We’ve seen wondrous advancements in video game animations – and associated technologies – over the last decade, but, as fidelity increases, it becomes increasingly glaring when movements feel ‘off’; we have the Uncanny Valley to thank for that.
By now, most of us will have seen some of the hilariously broken walking animations in BioWare’s Mass Effect: Andromeda:
An engineer from Ubisoft Montreal, though, has developed an innovative new method of animating characters, and the results are incredibly impressive:
The designer, Daniel Holden, has eschewed the traditional method of blending pre-prescribed, fixed animation loops and sequences in favour of a neural network, capable of guessing the best movements to display based on a player’s input.

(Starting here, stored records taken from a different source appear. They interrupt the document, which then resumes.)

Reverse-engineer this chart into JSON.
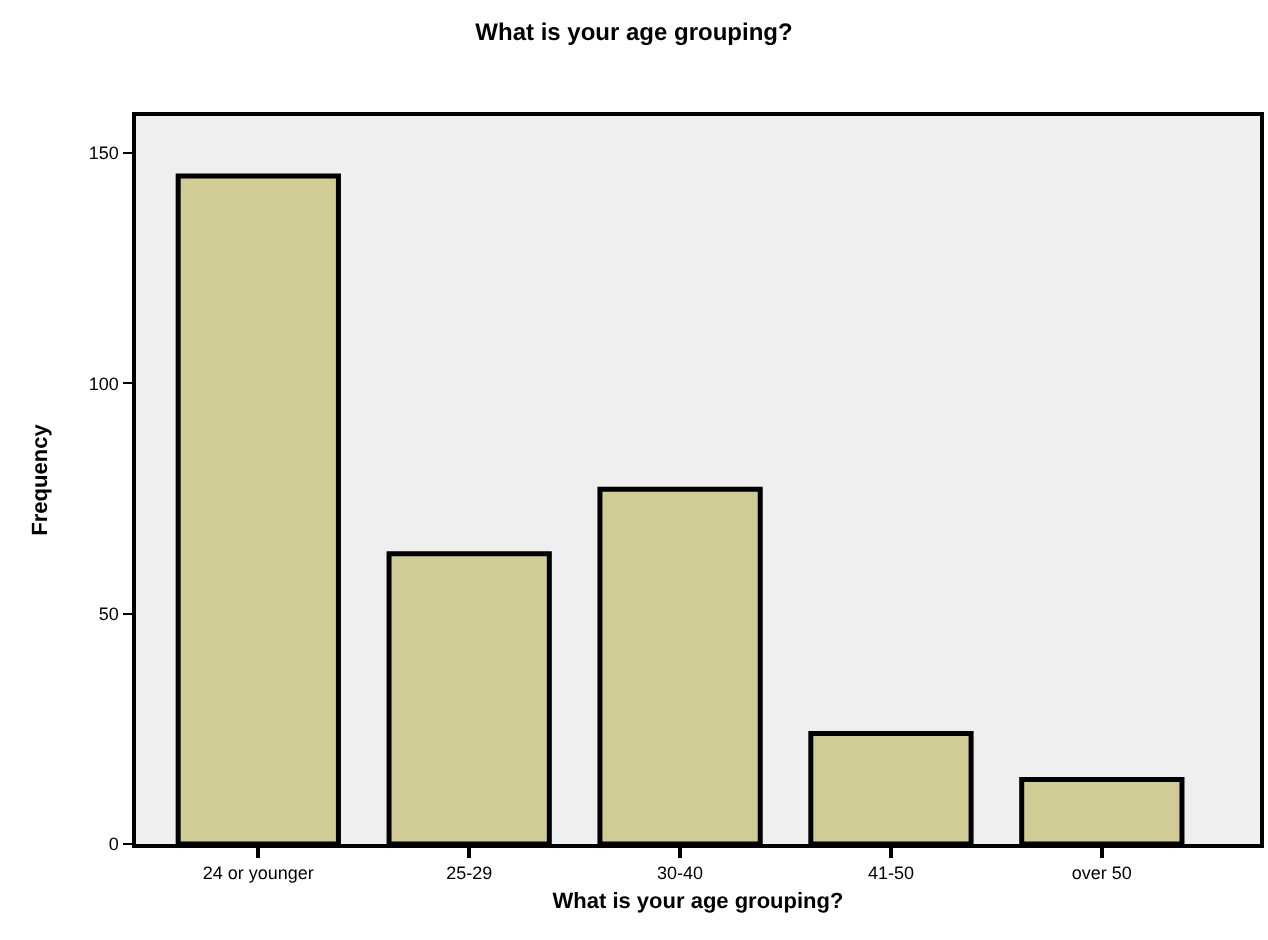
{
  "chart_data": {
    "type": "bar",
    "title": "What is your age grouping?",
    "xlabel": "What is your age grouping?",
    "ylabel": "Frequency",
    "categories": [
      "24 or younger",
      "25-29",
      "30-40",
      "41-50",
      "over 50"
    ],
    "values": [
      145,
      63,
      77,
      24,
      14
    ],
    "color": "#d1cc96",
    "ylim": [
      0,
      158
    ],
    "yticks": [
      0,
      50,
      100,
      150
    ],
    "grid": false
  }
}
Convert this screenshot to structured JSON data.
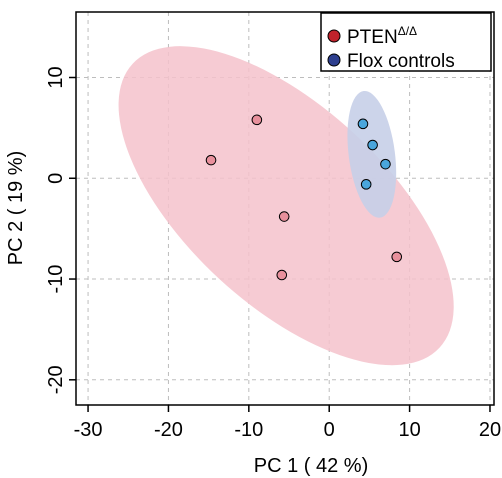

“We present a real-time character control mechanism using a novel neural network architecture called a Phase-Functioned Neural Network,” Holden explains. “In this network structure, the weights are computed via a cyclic function which uses the phase as an input. Along with the phase, our system takes as input user controls, the previous state of the character, the geometry of the scene, and automatically produces high-quality motions that achieve the desired user control.”
“The entire network is trained in an end-to-end fashion on a large dataset composed of locomotion such as walking, running, jumping, and climbing movements fitted into virtual environments,” he says. “Our system can therefore automatically produce motions where the character adapts to different geometric environments such as walking and running over rough terrain, climbing over large rocks, jumping over obstacles, and crouching under low ceilings.”
“Our network architecture produces higher quality results than time-series autoregressive models such as LSTMs as it deals explicitly with the latent variable of motion relating to the phase,” Holden adds. “Once trained, our system is also extremely fast and compact, requiring only milliseconds of execution time and a few megabytes of memory, even when trained on gigabytes of motion data. Our work is most appropriate for controlling characters in interactive scenes such as computer games and virtual reality systems.”
Holden has co-authored a paper on the method with Taku Komura and Jun Saito, entitled Phase-Functioned Neural Networks for Character Control [PDF], and the trio will be presenting their findings at computer graphics tech conference SIGGRAPH, which runs from 30th July to 3rd August in Los Angeles.